Most of the general's memory of the moment had gone fuzzy. All that remained sharp was the image of a single face—some farmer or laborer who happened to stand out from the crowd for a split second, his mouth opened as if gasping for breath, then overflowing suddenly with blood, chin covered in red, a gargle of anguish. Everything else was unclear, a miasma of sound and stench. But his memory of the dust remained sharp, and he still tasted it every morning as clearly as if he'd swallowed a spoonful each night before bed.

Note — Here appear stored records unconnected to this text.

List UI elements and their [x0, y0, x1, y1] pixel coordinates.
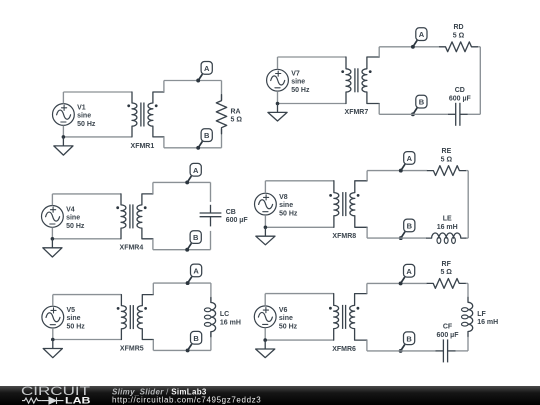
inductor LF [462, 297, 473, 336]
svg-text:16 mH: 16 mH [220, 319, 241, 326]
svg-text:5 Ω: 5 Ω [440, 269, 452, 276]
wire V4 top [52, 194, 121, 206]
wire secondary top (XFMR6) [401, 282, 468, 284]
ground (V1 circuit) [54, 137, 73, 155]
ground (V4 circuit) [43, 239, 62, 257]
junction V6 ground node [263, 338, 267, 342]
wire XFMR7 secondary left bottom [379, 104, 413, 115]
footer bar [0, 386, 540, 405]
svg-text:V7: V7 [291, 70, 300, 77]
svg-text:50 Hz: 50 Hz [67, 324, 86, 331]
svg-text:50 Hz: 50 Hz [279, 211, 298, 218]
CircuitLab logo schematic: diode [41, 397, 63, 404]
resistor RF [427, 279, 465, 289]
footer title Slimy_Slider / SimLab3 [112, 387, 207, 396]
svg-text:LF: LF [477, 311, 486, 318]
svg-text:5 Ω: 5 Ω [441, 156, 453, 163]
svg-text:A: A [193, 267, 199, 276]
svg-text:http://circuitlab.com/c7495gz7: http://circuitlab.com/c7495gz7eddz3 [112, 396, 261, 405]
label XFMR4 [120, 245, 144, 252]
svg-text:B: B [406, 334, 412, 343]
wire secondary bottom (XFMR8) [401, 237, 468, 239]
wire XFMR8 secondary left top [367, 171, 401, 181]
svg-text:sine: sine [66, 215, 80, 222]
svg-text:XFMR8: XFMR8 [332, 233, 356, 240]
wire XFMR6 secondary left top [367, 283, 401, 293]
wire V6 bottom [265, 328, 334, 340]
wire XFMR7 secondary left top [379, 47, 413, 57]
wire XFMR5 secondary left top [153, 283, 187, 295]
transformer XFMR7 [341, 57, 379, 104]
label RA 5 &#937; [231, 109, 243, 124]
CircuitLab logo wordmark LAB [65, 396, 91, 405]
voltage source V5 [42, 306, 64, 328]
svg-text:16 mH: 16 mH [477, 319, 498, 326]
inductor LE [427, 233, 466, 243]
svg-text:XFMR5: XFMR5 [120, 345, 144, 352]
CircuitLab logo wordmark CIRCUIT [21, 385, 90, 398]
node B flag (V8 circuit) [399, 219, 415, 240]
wire secondary top (XFMR5) [188, 282, 211, 284]
capacitor CB [200, 205, 222, 227]
resistor RE [427, 166, 465, 176]
wire XFMR5 secondary left bottom [153, 340, 187, 351]
transformer XFMR6 [329, 294, 367, 341]
label V7 sine 50 Hz [291, 70, 310, 94]
svg-text:RD: RD [453, 24, 463, 31]
svg-text:XFMR4: XFMR4 [120, 245, 144, 252]
node A flag (V7 circuit) [411, 28, 427, 49]
svg-text:B: B [193, 233, 199, 242]
svg-text:XFMR7: XFMR7 [345, 109, 369, 116]
wire secondary right (XFMR5) [210, 283, 212, 350]
wire secondary bottom (XFMR7) [413, 113, 480, 115]
resistor RD [440, 42, 478, 52]
label V6 sine 50 Hz [279, 307, 298, 330]
inductor LC [204, 298, 215, 337]
wire V1 top [63, 92, 132, 104]
ground (V5 circuit) [43, 340, 62, 358]
wire secondary bottom (XFMR1) [198, 147, 221, 149]
junction V4 ground node [51, 237, 55, 241]
wire secondary top (XFMR8) [401, 170, 468, 172]
svg-text:CB: CB [226, 209, 236, 216]
svg-text:A: A [406, 267, 412, 276]
label XFMR6 [332, 346, 356, 353]
node B flag (V4 circuit) [185, 231, 201, 252]
wire secondary right (XFMR4) [210, 182, 212, 249]
wire XFMR1 secondary left bottom [164, 137, 198, 148]
capacitor CD [448, 103, 468, 126]
voltage source V6 [254, 306, 276, 328]
svg-text:CD: CD [455, 87, 465, 94]
wire XFMR8 secondary left bottom [367, 227, 401, 238]
transformer XFMR4 [116, 194, 153, 239]
label RF 5 &#937; [440, 261, 452, 276]
node B flag (V1 circuit) [196, 129, 212, 150]
node A flag (V5 circuit) [186, 264, 202, 285]
ground (V6 circuit) [256, 340, 275, 358]
wire secondary top (XFMR4) [187, 181, 210, 183]
svg-text:50 Hz: 50 Hz [66, 223, 85, 230]
voltage source V1 [53, 104, 75, 126]
wire V1 bottom [63, 126, 132, 137]
wire XFMR6 secondary left bottom [367, 340, 401, 351]
wire V8 top [265, 181, 334, 193]
voltage source V8 [255, 193, 277, 215]
wire secondary right (XFMR7) [479, 47, 481, 115]
svg-text:600 µF: 600 µF [226, 217, 249, 224]
svg-text:XFMR1: XFMR1 [131, 143, 155, 150]
svg-text:A: A [419, 30, 425, 39]
junction V7 ground node [276, 102, 280, 106]
svg-text:50 Hz: 50 Hz [279, 323, 298, 330]
label XFMR7 [345, 109, 369, 116]
transformer XFMR8 [329, 181, 367, 228]
svg-text:LAB: LAB [65, 396, 91, 405]
label CD 600 &#181;F [449, 87, 472, 102]
label LE 16 mH [437, 216, 458, 231]
wire XFMR4 secondary left bottom [153, 239, 187, 250]
label XFMR8 [332, 233, 356, 240]
svg-text:A: A [204, 64, 210, 73]
node B flag (V5 circuit) [186, 331, 202, 352]
node B flag (V6 circuit) [399, 332, 415, 353]
svg-text:CF: CF [443, 324, 453, 331]
transformer XFMR1 [127, 92, 164, 137]
svg-text:sine: sine [279, 202, 293, 209]
svg-text:V6: V6 [279, 307, 288, 314]
svg-text:B: B [193, 334, 199, 343]
junction V5 ground node [51, 338, 55, 342]
svg-text:LE: LE [443, 216, 452, 223]
label V8 sine 50 Hz [279, 194, 298, 217]
node B flag (V7 circuit) [411, 95, 427, 116]
wire secondary right (XFMR8) [467, 171, 469, 239]
CircuitLab logo schematic: resistor zigzag [22, 398, 41, 403]
wire V7 bottom [278, 91, 347, 103]
wire secondary right (XFMR1) [221, 81, 223, 148]
svg-text:sine: sine [67, 315, 81, 322]
junction V1 ground node [62, 135, 66, 139]
svg-text:A: A [407, 154, 413, 163]
svg-text:600 µF: 600 µF [449, 95, 472, 102]
label CF 600 &#181;F [437, 324, 460, 339]
label XFMR5 [120, 345, 144, 352]
label RE 5 &#937; [441, 148, 453, 163]
svg-text:RE: RE [442, 148, 452, 155]
wire secondary bottom (XFMR5) [188, 349, 211, 351]
svg-text:sine: sine [77, 113, 91, 120]
footer url [112, 396, 261, 405]
wire V6 top [265, 294, 334, 306]
node A flag (V6 circuit) [399, 264, 415, 285]
label CB 600 &#181;F [226, 209, 249, 224]
svg-text:A: A [193, 166, 199, 175]
label LC 16 mH [220, 311, 241, 326]
voltage source V4 [42, 206, 64, 228]
label XFMR1 [131, 143, 155, 150]
wire V4 bottom [52, 227, 121, 238]
svg-text:RF: RF [442, 261, 452, 268]
label V1 sine 50 Hz [77, 105, 96, 129]
svg-text:V5: V5 [67, 307, 76, 314]
svg-text:600 µF: 600 µF [437, 332, 460, 339]
node A flag (V1 circuit) [196, 62, 212, 83]
wire XFMR1 secondary left top [164, 81, 198, 93]
junction V8 ground node [264, 226, 268, 230]
svg-text:B: B [204, 131, 210, 140]
wire secondary right (XFMR6) [467, 283, 469, 351]
resistor RA [216, 95, 226, 134]
wire secondary bottom (XFMR6) [401, 350, 468, 352]
voltage source V7 [267, 69, 289, 91]
svg-text:5 Ω: 5 Ω [453, 33, 465, 40]
capacitor CF [436, 339, 456, 362]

The general ducked beneath the faucet for another drink. Then he rechecked his watch—5:08. Timing was important. He mustn't be late, of course. That would be the end. But acting too early might be fatal as well. He strolled to the high window, the one he always kept open no matter the season, anything to rid the room of the damp concrete smell of a prison. The sky was clearing, moonlight beaming through the tall, slender pines like searchlights. Nothing stirred but a cow, slumped low against a dim bank of underbrush. Even his sentries were quiet, their usual bee buzz of conversation stilled for a change, although he could smell their cigarette smoke, could hear the chirp of a lighter.

He gazed at the stars, seeking omens in the deepness of the sky. There was no light from any of the houses in the valley, yet he sensed their presence, the red rooftops that climbed the gentle slope like a tile footpath. He inhaled deeply, smelling turned earth, the resinous bite of the pines.

At times like these the general found it easy to imagine the hills were enchanted, a place where mere farmers and peasants slipped their skins by night to become ogres and knights, gliding into the trees to joust and thrust in secret, writing new chapters in the lore of the forbidden. There were treasures in these fields and forests, for those who knew where to look—old bundles in oilcloth, dormant beneath cabbages and pumpkins, or concealed in the darkness of stables. So much that was buried, not just in his valley but in all of them—plots and secrets just beyond reach of memory. Wait long enough, perhaps, and the moonlight would lay everything bare, melting the cover as if it were snow, at least until morning, when all would again be concealed in the white light of dawn.

But a soldier would grow old and die waiting for the moonlight to do his work. And old soldiers didn't die, he mused, nor did they just fade away, as the arrogant American had so famously said. They simply grew slow and fat awaiting the judgment of history, listening alone for the knock of the verdict upon their bunker doors.

Not him, the general thought, as sure of himself as ever. Not him.